Rakyat (diperankan Ficky Tri Sanjaya) yang tengah menjemur gabah di halaman Masjid Gedhe Mataram itu menyambut hangat Soerjopranoto dan Soewardi Soerjaningrat beserta rombongan. Laiknya benang merah, ia menjadi juru penghubung adegan pementasan sesuai alur.

Kotagede menjadi lokasi potensial untuk mempertemukan tokoh-tokoh dari berbagai masa. Ada situasi-situasi yang mencoba mengusik audiens untuk melihat peristiwa dalam berbagai matra ruang dan waktu. Walhasil terjadi hubungan bolak-balik, masa kini membaca masa lalu dan masa lalu membaca masa kini.

Lokasi dan situasi kompleks makam sebagai panggung diberdayakan. Keberadaan Sendang Seliran sesuai realitas sejarah digunakan sesuci sebelum nyekar. Di situ, para pelakon dan audiens dipertemukan dengan air sebagai simbol dan dalam pengertian yang sesungguhnya. Simbol yang lebih tegas terkait penanda pada lokasi ini adalah sosok Pembayun (diperankan Enji Sekar). Keberadaannya merekatkan lompatan matra waktu yang jauh antara Soerjopranoto dengan leluhurnya. 

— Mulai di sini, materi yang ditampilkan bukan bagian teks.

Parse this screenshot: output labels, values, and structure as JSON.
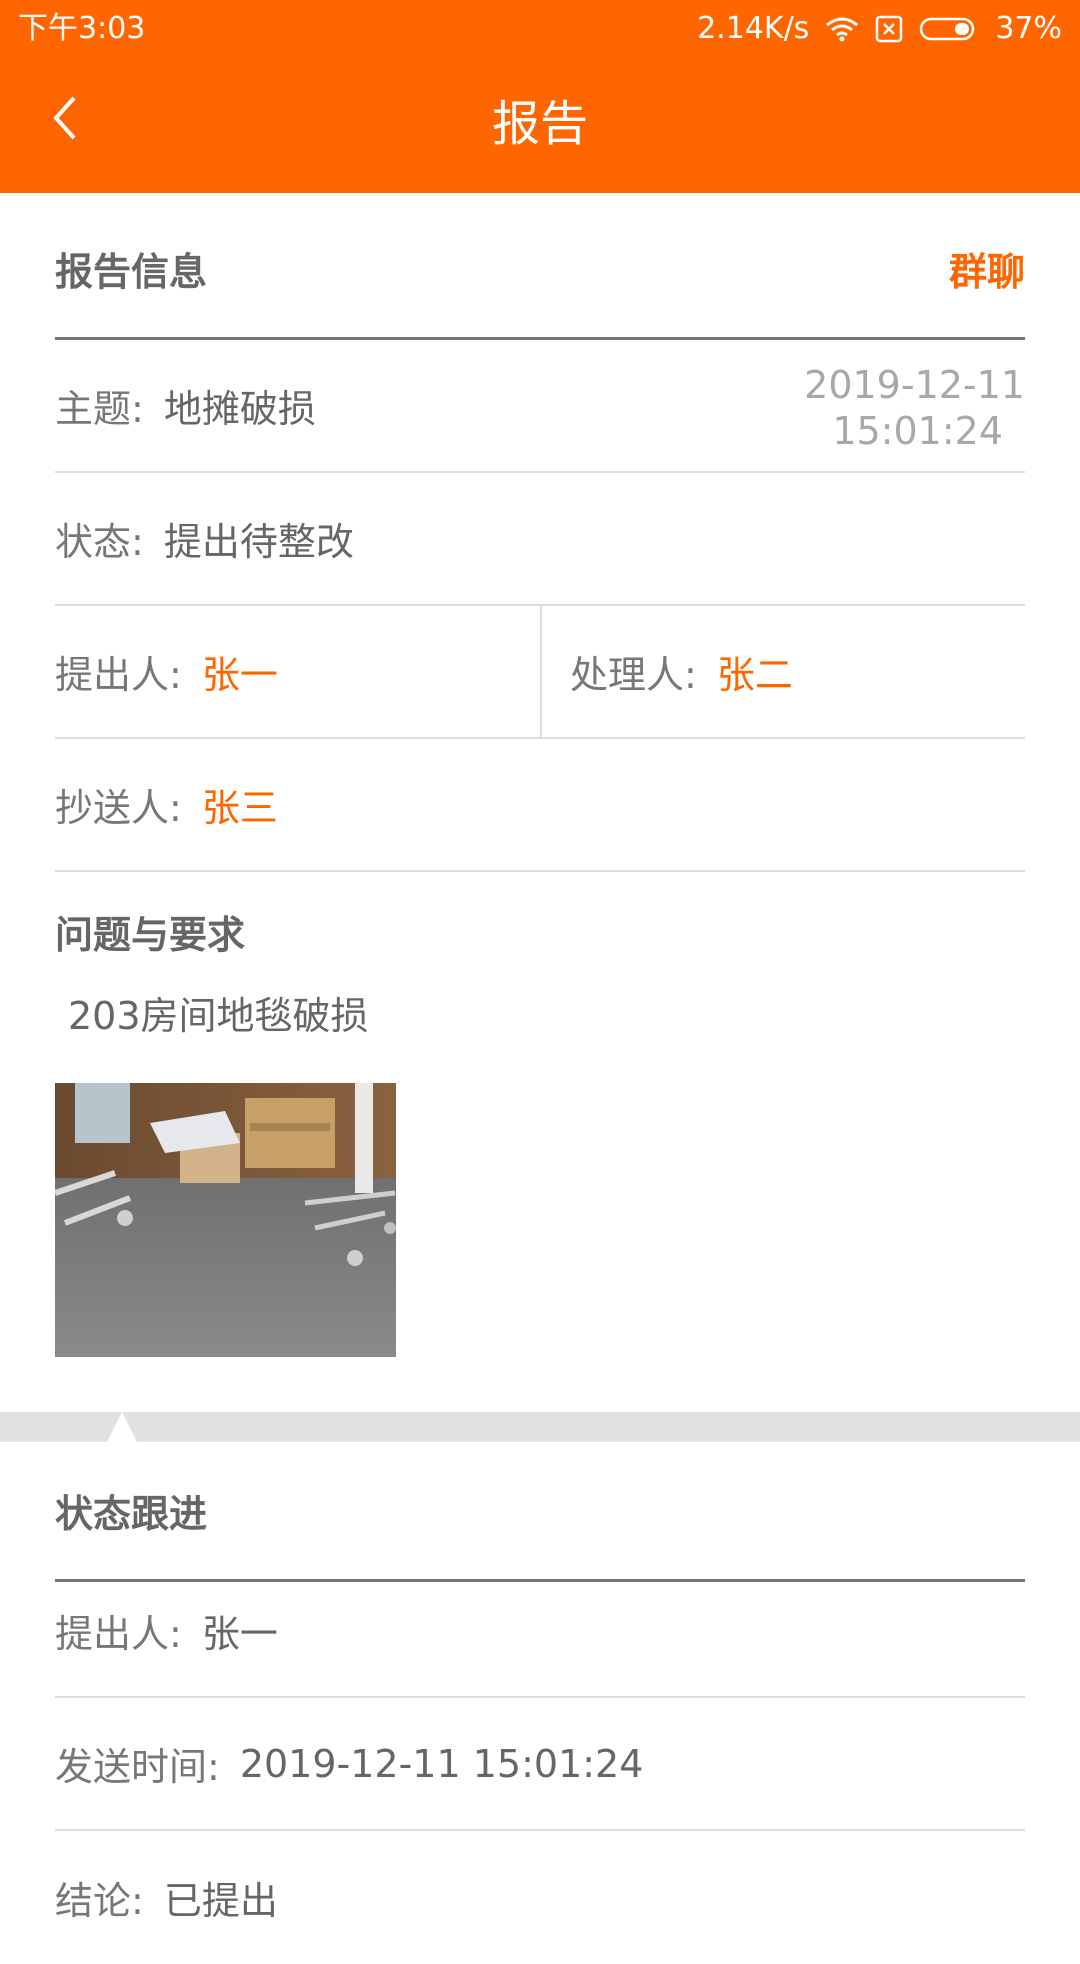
{
  "status_bar": {
    "time": "下午3:03",
    "speed": "2.14K/s",
    "battery": "37%"
  },
  "header": {
    "title": "报告"
  },
  "report_info": {
    "section_title": "报告信息",
    "group_chat": "群聊",
    "subject_label": "主题:",
    "subject_value": "地摊破损",
    "date": "2019-12-11",
    "time": "15:01:24",
    "status_label": "状态:",
    "status_value": "提出待整改",
    "proposer_label": "提出人:",
    "proposer_value": "张一",
    "handler_label": "处理人:",
    "handler_value": "张二",
    "cc_label": "抄送人:",
    "cc_value": "张三"
  },
  "issue": {
    "title": "问题与要求",
    "description": "203房间地毯破损"
  },
  "follow_up": {
    "section_title": "状态跟进",
    "proposer_label": "提出人:",
    "proposer_value": "张一",
    "send_time_label": "发送时间:",
    "send_time_value": "2019-12-11 15:01:24",
    "conclusion_label": "结论:",
    "conclusion_value": "已提出"
  },
  "colors": {
    "accent": "#ff6600",
    "text": "#666666",
    "muted": "#a8a8a8",
    "divider": "#dddddd"
  }
}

Ritus bertemu situs. Mengenakan pakaian beledu hitam, Pembayun yang sendu sedang duduk termangu di bibir sumur timur sendang. Ia ayunkan siwur hilir mudik menyiramkan air kembang ke latar beriring tembang pethilan babad “Bedhahipun ing Mangir”. Soerjopranoto dan rombongan mengerumuni adegan itu hingga satu persatu beranjak tanpa kecuali setelah sosok Pembayun paripurna menyiramkan air kembang dari kuwali yang dipeluknya. 

Beranjak ke kompleks pemakaman tua yang menampakkan kesunyian: ketenteraman yang sesungguhnya tak selesai, bahkan mungkin tak tercapai. Serpih-serpih biografi Soerjopranoto dirangkai.

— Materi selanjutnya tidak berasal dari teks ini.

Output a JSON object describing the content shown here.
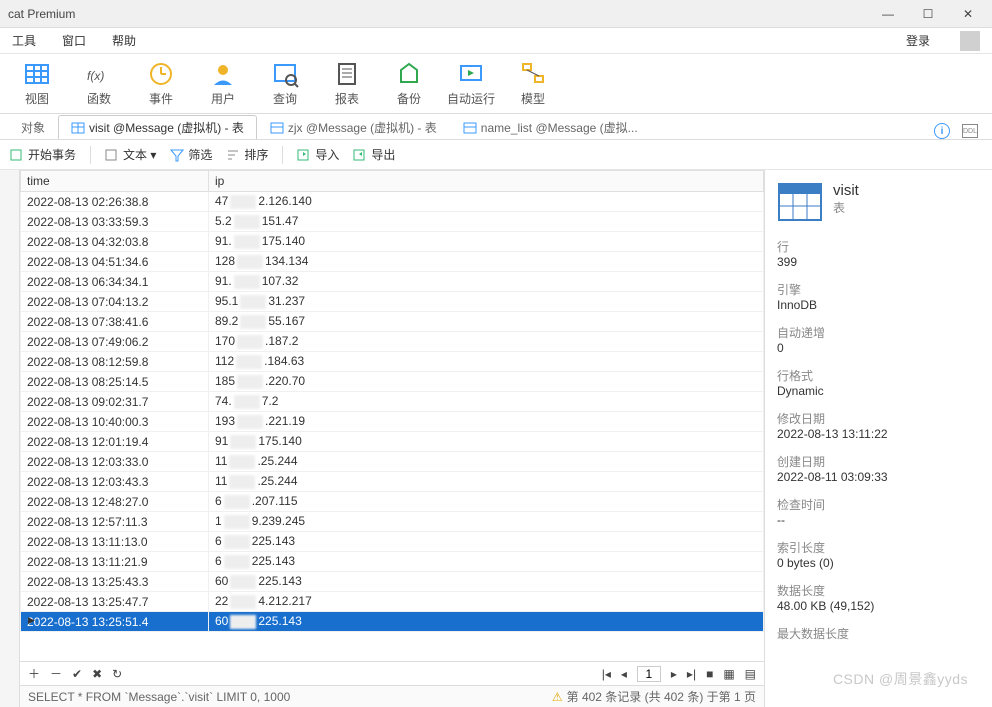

Diarahkan seorang abdi dalem, Soerjopranoto beserta rombongan yang berpakaian peranakan lengkap bagi laki-laki dan mengenakan kemben bagi perempuan―memasuki kompleks Makam Raja Kotagede. Kemudian dipandu memasuki Bangsal Prabayaksa, Bangsal Witana, dan Bangsal Tajug. Kembang ditabur di atas nisan, dupa dinyalakan di sisinya, mulai dari makam Pangeran Jayaprana, Nyai Ageng Nis, Sultan Hadiwijaya, Ki Ageng Pamanahan, Panembahan Senapati, Ki Juru Mertani, Hamengku Buwana II, Paku Alam I, Paku Alam II, Paku Alam III, dan berakhir di makam K.P.H. Soerjaningrat dan Raden Ayu Sandiah. 

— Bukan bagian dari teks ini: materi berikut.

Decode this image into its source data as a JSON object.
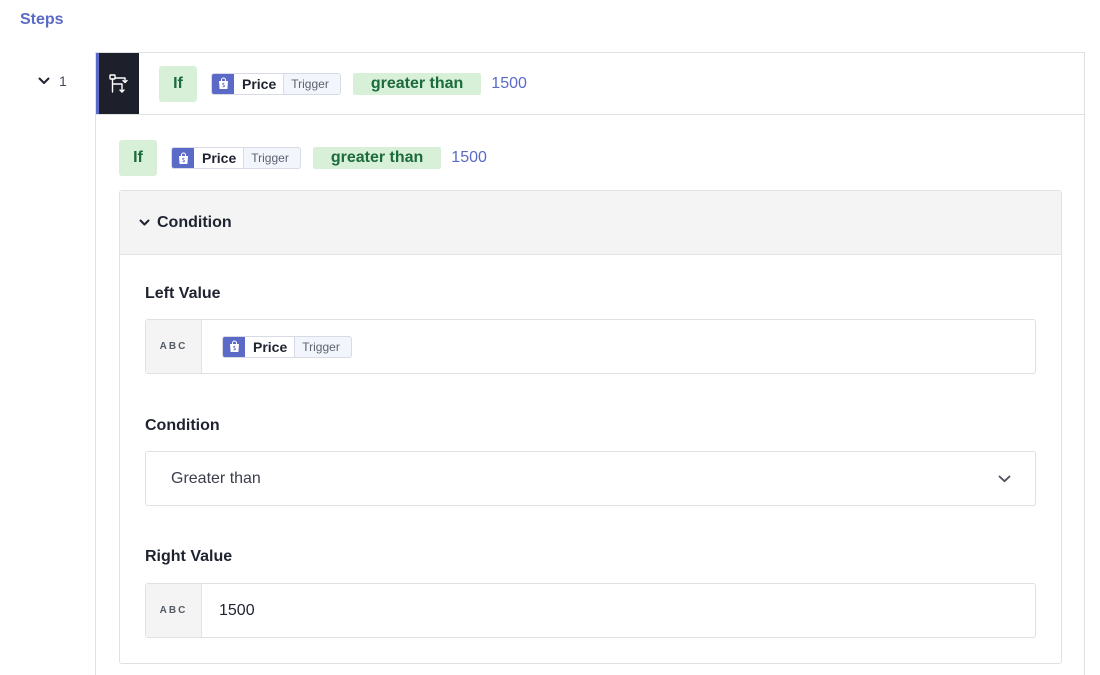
{
  "steps_title": "Steps",
  "step": {
    "index": "1",
    "header": {
      "if_label": "If",
      "token_name": "Price",
      "token_source": "Trigger",
      "operator": "greater than",
      "value": "1500"
    },
    "summary": {
      "if_label": "If",
      "token_name": "Price",
      "token_source": "Trigger",
      "operator": "greater than",
      "value": "1500"
    },
    "condition_panel": {
      "title": "Condition",
      "left_value": {
        "label": "Left Value",
        "type_tag": "ABC",
        "token_name": "Price",
        "token_source": "Trigger"
      },
      "condition": {
        "label": "Condition",
        "selected": "Greater than"
      },
      "right_value": {
        "label": "Right Value",
        "type_tag": "ABC",
        "value": "1500"
      }
    }
  },
  "colors": {
    "accent": "#5b6ac6",
    "chip_green_bg": "#d8f0d7",
    "chip_green_text": "#1b6b3c",
    "dark_icon_bg": "#1d1f2a"
  },
  "icons": {
    "step": "branch-condition-icon",
    "token": "shopify-bag-icon",
    "collapse": "chevron-down-icon",
    "dropdown": "chevron-down-icon"
  }
}
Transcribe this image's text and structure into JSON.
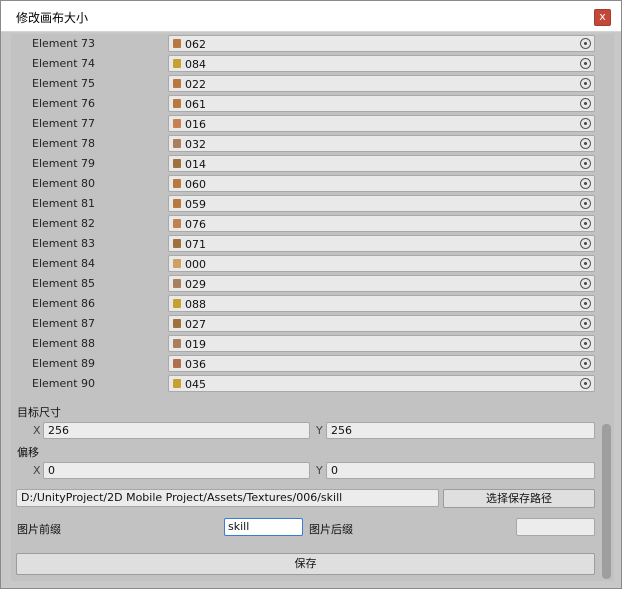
{
  "window": {
    "title": "修改画布大小",
    "close_label": "x"
  },
  "elements": [
    {
      "label": "Element 73",
      "value": "062",
      "icon_color": "#b87840"
    },
    {
      "label": "Element 74",
      "value": "084",
      "icon_color": "#c9a030"
    },
    {
      "label": "Element 75",
      "value": "022",
      "icon_color": "#b87840"
    },
    {
      "label": "Element 76",
      "value": "061",
      "icon_color": "#b87840"
    },
    {
      "label": "Element 77",
      "value": "016",
      "icon_color": "#c98050"
    },
    {
      "label": "Element 78",
      "value": "032",
      "icon_color": "#a88060"
    },
    {
      "label": "Element 79",
      "value": "014",
      "icon_color": "#a07040"
    },
    {
      "label": "Element 80",
      "value": "060",
      "icon_color": "#b87840"
    },
    {
      "label": "Element 81",
      "value": "059",
      "icon_color": "#b87840"
    },
    {
      "label": "Element 82",
      "value": "076",
      "icon_color": "#c08050"
    },
    {
      "label": "Element 83",
      "value": "071",
      "icon_color": "#a07040"
    },
    {
      "label": "Element 84",
      "value": "000",
      "icon_color": "#d0a060"
    },
    {
      "label": "Element 85",
      "value": "029",
      "icon_color": "#a88060"
    },
    {
      "label": "Element 86",
      "value": "088",
      "icon_color": "#c9a030"
    },
    {
      "label": "Element 87",
      "value": "027",
      "icon_color": "#a07040"
    },
    {
      "label": "Element 88",
      "value": "019",
      "icon_color": "#a88060"
    },
    {
      "label": "Element 89",
      "value": "036",
      "icon_color": "#b07050"
    },
    {
      "label": "Element 90",
      "value": "045",
      "icon_color": "#c9a030"
    }
  ],
  "target_size": {
    "label": "目标尺寸",
    "x_label": "X",
    "x_value": "256",
    "y_label": "Y",
    "y_value": "256"
  },
  "offset": {
    "label": "偏移",
    "x_label": "X",
    "x_value": "0",
    "y_label": "Y",
    "y_value": "0"
  },
  "path": {
    "value": "D:/UnityProject/2D Mobile Project/Assets/Textures/006/skill",
    "select_button": "选择保存路径"
  },
  "prefix": {
    "label": "图片前缀",
    "value": "skill"
  },
  "suffix": {
    "label": "图片后缀",
    "value": ""
  },
  "save_button": "保存"
}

Ya, di kompleks pemakaman itu ada makam kedua orang tua Soerjopranoto. Demikianlah para pelakon dan rombongan ziarah membaca dan mengalami etnografi. Diperlihatkan situasi politis dan masalah kultural, misalnya melalui bahan dan tata nisan di dalam kompleks Makam Raja Kotagede. Hampir seluruh nisan di dalam cungkup menggunakan batu marmer, kecuali nisan trah Pakualaman yang menggunakan batu putih dengan ornamen ukir-ukiran. Sesuatu yang mengesankan, untuk tidak mengatakan kalau hal itu ganjil.

Secara politis, biografi menjadi pijakan memunculkan pengetahuan itu. Biografi menjadi media untuk menghadirkan kenyataan-kenyataan kebudayaan hari ini yang tersisihkan. Misalnya, kehadiran tunanetra yang selama ini sedikit mendapat akses tentang pengetahuan-pengtahuan besar. Di situlah perilaku dan peristiwa yang bertemu.

Sebagai pertunjukan yang berangkat dari biografi, pertunjukan ini tentu saja tidak sedang menghidupkan teks begitu saja. Teks yang ada sebelumnya telah menjadi teks baru. Seluruh peristiwa tak luruh menjadi fakta, ada narasi adegan yang difiksikan.  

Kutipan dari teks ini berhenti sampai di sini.